Le « climat de confiance » dont parle Nora Back peut être favorisé « par des mesures incitatives », précise Jean-Luc de Matteis, également membre du bureau exécutif du syndicat. « On peut par exemple imaginer que les soumissions aux marchés publics soient conditionnées par l’existence d’une convention collective au sein de l’entreprise soumissionnaire », illustre-t-il. Mais il écarte l’incitation fiscale, un temps préconisée par l’ancien ministre socialiste du Travail Dan Kersch, pourtant réputé proche de l’OGBL.

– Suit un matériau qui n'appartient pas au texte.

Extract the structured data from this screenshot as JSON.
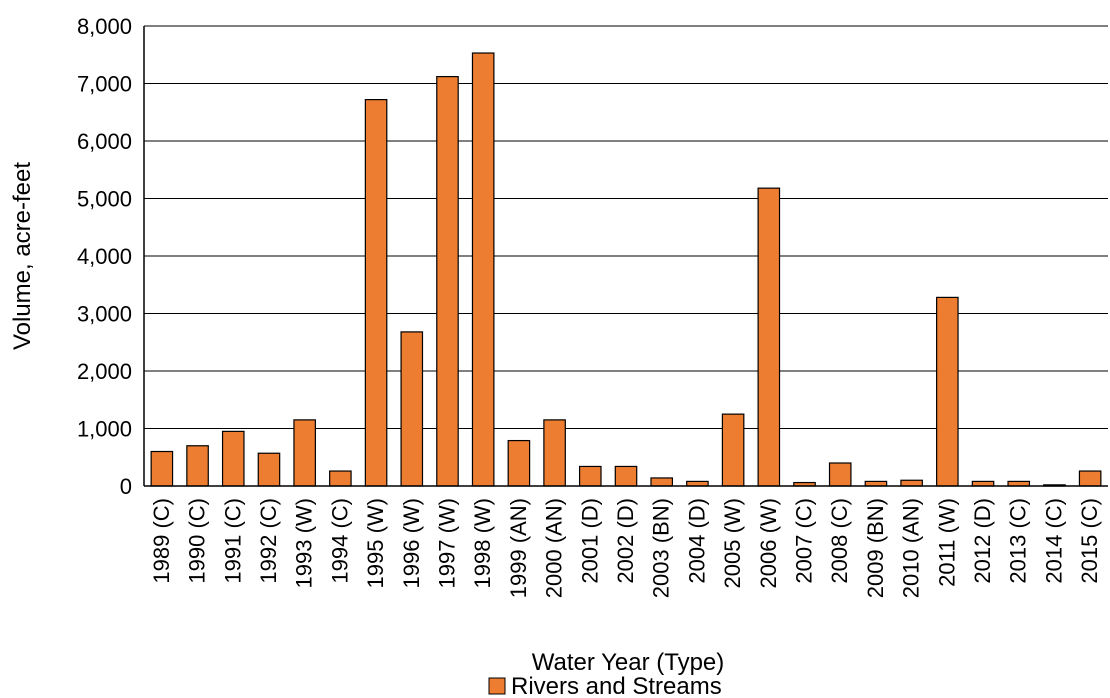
{
  "chart_data": {
    "type": "bar",
    "title": "",
    "xlabel": "Water Year (Type)",
    "ylabel": "Volume, acre-feet",
    "ylim": [
      0,
      8000
    ],
    "yticks": [
      0,
      1000,
      2000,
      3000,
      4000,
      5000,
      6000,
      7000,
      8000
    ],
    "ytick_labels": [
      "0",
      "1,000",
      "2,000",
      "3,000",
      "4,000",
      "5,000",
      "6,000",
      "7,000",
      "8,000"
    ],
    "grid": "horizontal",
    "legend_position": "bottom",
    "categories": [
      "1989 (C)",
      "1990 (C)",
      "1991 (C)",
      "1992 (C)",
      "1993 (W)",
      "1994 (C)",
      "1995 (W)",
      "1996 (W)",
      "1997 (W)",
      "1998 (W)",
      "1999 (AN)",
      "2000 (AN)",
      "2001 (D)",
      "2002 (D)",
      "2003 (BN)",
      "2004 (D)",
      "2005 (W)",
      "2006 (W)",
      "2007 (C)",
      "2008 (C)",
      "2009 (BN)",
      "2010 (AN)",
      "2011 (W)",
      "2012 (D)",
      "2013 (C)",
      "2014 (C)",
      "2015 (C)"
    ],
    "series": [
      {
        "name": "Rivers and Streams",
        "color": "#ED7D31",
        "values": [
          600,
          700,
          950,
          570,
          1150,
          260,
          6720,
          2680,
          7120,
          7530,
          790,
          1150,
          340,
          340,
          140,
          80,
          1250,
          5180,
          60,
          400,
          80,
          100,
          3280,
          80,
          80,
          20,
          260
        ]
      }
    ]
  }
}
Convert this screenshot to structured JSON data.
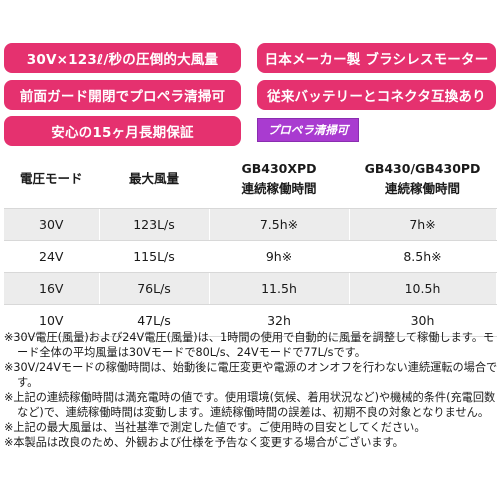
{
  "feature_pills": [
    "30V×123ℓ/秒の圧倒的大風量",
    "日本メーカー製 ブラシレスモーター",
    "前面ガード開閉でプロペラ清掃可",
    "従来バッテリーとコネクタ互換あり",
    "安心の15ヶ月長期保証"
  ],
  "badge": "プロペラ清掃可",
  "colors": {
    "pill": "#e5316f",
    "badge": "#a93bd0",
    "row_shade": "#ececec"
  },
  "table": {
    "headers": [
      "電圧モード",
      "最大風量",
      "GB430XPD\n連続稼働時間",
      "GB430/GB430PD\n連続稼働時間"
    ],
    "rows": [
      [
        "30V",
        "123L/s",
        "7.5h※",
        "7h※"
      ],
      [
        "24V",
        "115L/s",
        "9h※",
        "8.5h※"
      ],
      [
        "16V",
        "76L/s",
        "11.5h",
        "10.5h"
      ],
      [
        "10V",
        "47L/s",
        "32h",
        "30h"
      ]
    ]
  },
  "notes": [
    "※30V電圧(風量)および24V電圧(風量)は、1時間の使用で自動的に風量を調整して稼働します。モード全体の平均風量は30Vモードで80L/s、24Vモードで77L/sです。",
    "※30V/24Vモードの稼働時間は、始動後に電圧変更や電源のオンオフを行わない連続運転の場合です。",
    "※上記の連続稼働時間は満充電時の値です。使用環境(気候、着用状況など)や機械的条件(充電回数など)で、連続稼働時間は変動します。連続稼働時間の誤差は、初期不良の対象となりません。",
    "※上記の最大風量は、当社基準で測定した値です。ご使用時の目安としてください。",
    "※本製品は改良のため、外観および仕様を予告なく変更する場合がございます。"
  ]
}
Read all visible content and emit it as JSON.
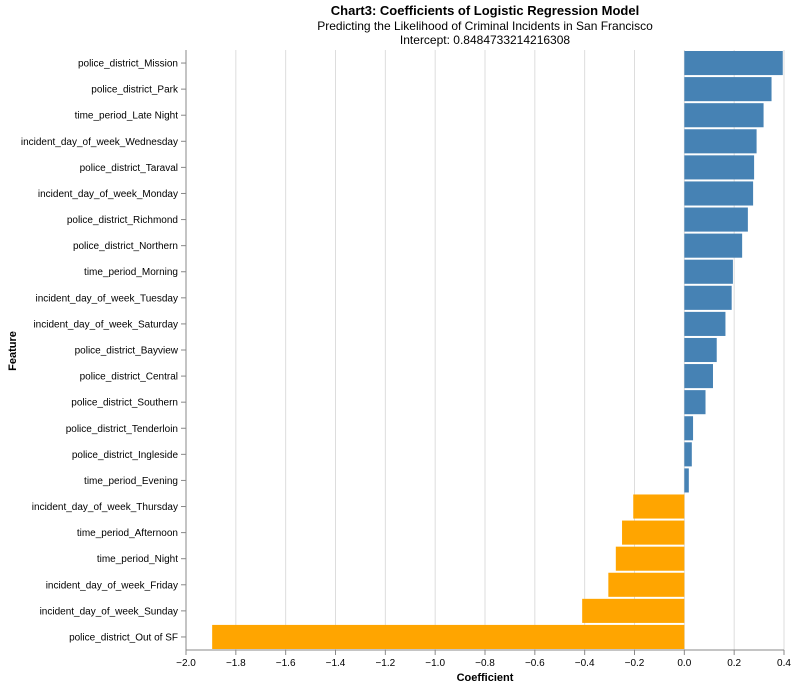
{
  "chart_data": {
    "type": "bar",
    "orientation": "horizontal",
    "title": "Chart3: Coefficients of Logistic Regression Model",
    "subtitle": [
      "Predicting the Likelihood of Criminal Incidents in San Francisco",
      "Intercept: 0.8484733214216308"
    ],
    "xlabel": "Coefficient",
    "ylabel": "Feature",
    "xlim": [
      -2.0,
      0.4
    ],
    "x_ticks": [
      -2.0,
      -1.8,
      -1.6,
      -1.4,
      -1.2,
      -1.0,
      -0.8,
      -0.6,
      -0.4,
      -0.2,
      0.0,
      0.2,
      0.4
    ],
    "x_tick_labels": [
      "−2.0",
      "−1.8",
      "−1.6",
      "−1.4",
      "−1.2",
      "−1.0",
      "−0.8",
      "−0.6",
      "−0.4",
      "−0.2",
      "0.0",
      "0.2",
      "0.4"
    ],
    "grid": true,
    "colors": {
      "positive": "#4682b4",
      "negative": "#ffa500"
    },
    "categories": [
      "police_district_Mission",
      "police_district_Park",
      "time_period_Late Night",
      "incident_day_of_week_Wednesday",
      "police_district_Taraval",
      "incident_day_of_week_Monday",
      "police_district_Richmond",
      "police_district_Northern",
      "time_period_Morning",
      "incident_day_of_week_Tuesday",
      "incident_day_of_week_Saturday",
      "police_district_Bayview",
      "police_district_Central",
      "police_district_Southern",
      "police_district_Tenderloin",
      "police_district_Ingleside",
      "time_period_Evening",
      "incident_day_of_week_Thursday",
      "time_period_Afternoon",
      "time_period_Night",
      "incident_day_of_week_Friday",
      "incident_day_of_week_Sunday",
      "police_district_Out of SF"
    ],
    "values": [
      0.395,
      0.35,
      0.318,
      0.29,
      0.28,
      0.276,
      0.255,
      0.232,
      0.195,
      0.19,
      0.165,
      0.13,
      0.115,
      0.085,
      0.035,
      0.03,
      0.018,
      -0.205,
      -0.25,
      -0.275,
      -0.305,
      -0.41,
      -1.895
    ]
  }
}
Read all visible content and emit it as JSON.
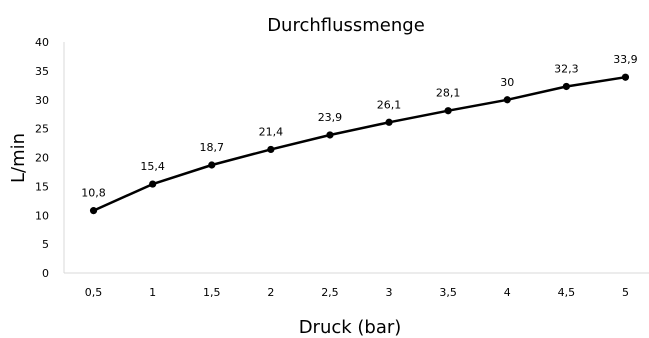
{
  "chart_data": {
    "type": "line",
    "title": "Durchflussmenge",
    "xlabel": "Druck (bar)",
    "ylabel": "L/min",
    "categories": [
      "0,5",
      "1",
      "1,5",
      "2",
      "2,5",
      "3",
      "3,5",
      "4",
      "4,5",
      "5"
    ],
    "series": [
      {
        "values": [
          10.8,
          15.4,
          18.7,
          21.4,
          23.9,
          26.1,
          28.1,
          30,
          32.3,
          33.9
        ],
        "labels": [
          "10,8",
          "15,4",
          "18,7",
          "21,4",
          "23,9",
          "26,1",
          "28,1",
          "30",
          "32,3",
          "33,9"
        ],
        "color": "#000000"
      }
    ],
    "ylim": [
      0,
      40
    ],
    "yticks": [
      "0",
      "5",
      "10",
      "15",
      "20",
      "25",
      "30",
      "35",
      "40"
    ],
    "grid": false,
    "legend": "none"
  }
}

« De toute façon, il y a déjà suffisamment de cadeaux fiscaux faits aux entreprises », tranche Nora Back, en référence aux multiples allègements et suppressions de taxes promises au monde des affaires. Une manière de rappeler que le programme de ce « gouvernement conservateur et libéral » est globalement en contradiction avec les positions de l’OGBL. « Nous sommes les défenseurs de notre modèle social, du dialogue social. Nous préférons cela plutôt que de descendre dans la rue, mais si c’est nécessaire, nous le ferons. La seule chose que nous avons pour nous opposer, c’est la masse de nos membres, l’union, la solidarité. On ne peut avoir recours qu’à ce levier. » Dont la force se mesurera aussi à l’aune de la participation aux élections sociales du 12 mars.